Here is an interesting effect that I am guessing is related?

using ForwardDiff, StaticArrays
# - ForwardDiff                   0.7.3
# - StaticArrays                  0.6.6
u = x ->  (1.0 + norm(x)^2)^(-1/2)
∇u = x -> ForwardDiff.gradient(u, x)
∇u(zeros(2))
# 2-element Array{Float64,1}:
#  -0.0
#  -0.0
∇u(@SVector zeros(2))
# 2-element SVector{2,Float64}:
#  NaN
#  NaN

(u = x -> (1.0 + sum(x.^2))^(-1/2) works fine for both)

cortner avatar Mar 02 '18 15:03 cortner

Here's something to think about related to this issue:

using ForwardDiff
using LinearAlgebra

# start with zero valued vector of dual numbers
v = zeros(ForwardDiff.Dual{Nothing, Float64, 1}, 3);

# assume a perturbation of one component exists due to some computational noise
value = 1.0e-200 # so that value^2 == 0.0 (due to machine precision)
partial = 1.0e-100 # so that 2*value*partial != 0.0 (due to machine precision)
v[1] = ForwardDiff.Dual{Nothing}(value, partial);

# try out the two methods
norm(v)
# Dual{Nothing}(1.0e-200,NaN)
sqrt(sum(v.^2))
# Dual{Nothing}(0.0,Inf)

Both implementations will result in NaNs propagated throughout the function, even in NaN-safe mode.
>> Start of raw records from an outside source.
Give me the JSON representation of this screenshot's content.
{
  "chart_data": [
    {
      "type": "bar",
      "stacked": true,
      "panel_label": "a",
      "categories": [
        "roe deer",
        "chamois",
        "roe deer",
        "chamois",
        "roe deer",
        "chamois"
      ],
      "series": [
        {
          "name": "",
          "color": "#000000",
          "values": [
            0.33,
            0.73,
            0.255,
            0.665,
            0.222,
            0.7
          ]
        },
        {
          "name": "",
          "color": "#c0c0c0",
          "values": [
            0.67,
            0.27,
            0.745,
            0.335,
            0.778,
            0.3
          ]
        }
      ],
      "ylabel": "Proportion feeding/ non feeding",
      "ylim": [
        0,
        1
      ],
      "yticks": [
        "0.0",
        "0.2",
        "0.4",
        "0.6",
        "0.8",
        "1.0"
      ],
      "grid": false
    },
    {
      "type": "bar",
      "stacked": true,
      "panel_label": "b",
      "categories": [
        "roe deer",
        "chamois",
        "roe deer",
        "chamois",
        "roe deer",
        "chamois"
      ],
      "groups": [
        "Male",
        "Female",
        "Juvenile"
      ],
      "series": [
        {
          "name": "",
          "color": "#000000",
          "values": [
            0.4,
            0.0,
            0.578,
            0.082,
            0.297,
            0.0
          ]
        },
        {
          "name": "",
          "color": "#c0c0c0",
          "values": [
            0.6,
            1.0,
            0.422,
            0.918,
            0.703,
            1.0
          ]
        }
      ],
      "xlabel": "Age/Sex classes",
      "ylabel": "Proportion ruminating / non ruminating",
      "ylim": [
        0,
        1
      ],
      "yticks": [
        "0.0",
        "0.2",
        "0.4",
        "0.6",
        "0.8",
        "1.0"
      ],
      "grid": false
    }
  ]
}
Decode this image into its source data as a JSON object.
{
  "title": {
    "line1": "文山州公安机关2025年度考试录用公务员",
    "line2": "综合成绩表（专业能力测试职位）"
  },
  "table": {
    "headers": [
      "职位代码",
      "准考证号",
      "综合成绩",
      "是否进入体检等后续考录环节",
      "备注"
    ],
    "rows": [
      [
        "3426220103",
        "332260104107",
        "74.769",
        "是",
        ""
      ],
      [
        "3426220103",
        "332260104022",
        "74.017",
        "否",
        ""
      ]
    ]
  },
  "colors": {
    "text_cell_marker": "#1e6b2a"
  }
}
I encountered this when propagating derivatives through a Newton solve and it took me a lot of time to find the issue.

taylormcd avatar Oct 08 '19 02:10 taylormcd

(...) and it took me a lot of time to find the issue.

Could you please share how you ended up working around it?

ferrolho avatar Jan 22 '20 12:01 ferrolho

I created a new issue related to my comment as it is somewhat tangential to this issue. I'll post my workaround there.

taylormcd avatar Apr 13 '21 17:04 taylormcd